Saudi Arabia was behind preparing the condition to impose Abdu Rabu Mansour Hadi, a close ally of Riyadh, on the Yemeni nation as a president, without holding a general election.

On the other hand, the fact that the Yemeni government institutions remained intact as they used to before the revolution meant a blatant confiscation of the Yemeni revolution. This prompted Ansarullah revolutionaries to initiate measures against Saudi elements in the new government of Yemen in 2014.

However, Saudi Arabia has become greatly concerned with the penetration of Ansarullah in Yemen’s power structure and has been trying to interfere in Yemen’s internal affairs and isolate and marginalize the Ansarullah movement. 

The Saudi regime holds the idea that the Houthis, for their inclination toward the Shia school of Islam, are an offspring of Iran. This is while the Houthis are an integral part of Yemen’s social structure.

Houthis in Yemen make up 15 percent of the 15 million population of Zeidis, who exercise dramatic influence in northern Yemen. However, Saudi Arabia tries to drive this massive group out of the power structure.

From 2004 through to 2010, Saudi Arabia, enjoying the support of the former regime of Ali Abdullah Saleh, organized six land and aerial assaults against Houthis, in which thousands of Houthis were killed. 

During these assaults, Saudis used chemical weapons against the Houthi population. However, due to the Saudis’ financial and economic influence, the international community, particularly human rights organizations, showed no reaction to the Saudis’ use of weapons of mass destruction.

This gave rise to the objections of the Ansarullah, the political wing of Houthis, against Saudis’ military and political interference in Yemen’s internal affairs.

The situation in the Arab country seems to be deteriorating seven months into the internal crisis and the interference of Saudi Arabia and some members of the [Persian] Gulf Cooperation Council in the country’s internal affairs.

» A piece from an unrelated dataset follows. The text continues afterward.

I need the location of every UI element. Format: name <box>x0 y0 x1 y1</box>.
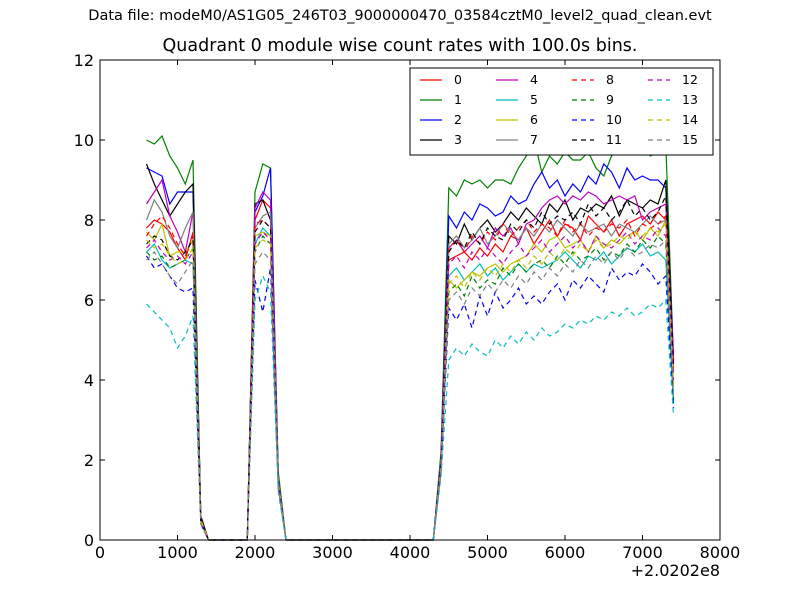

The presence of the Israeli regime’s warplanes along Saudi Arabia’s fighter jets for the bombardment of Yemeni people has prepared the ground for the region to enter into a brand new crisis.

Should this crisis pass beyond Yemen’s borders and should Saudi Arabia keep interfering in Yemen militarily, it is certain that Yemen would turn into a new Vietnam for the region, with the international community unlikely to be able to put a stop to such a crisis.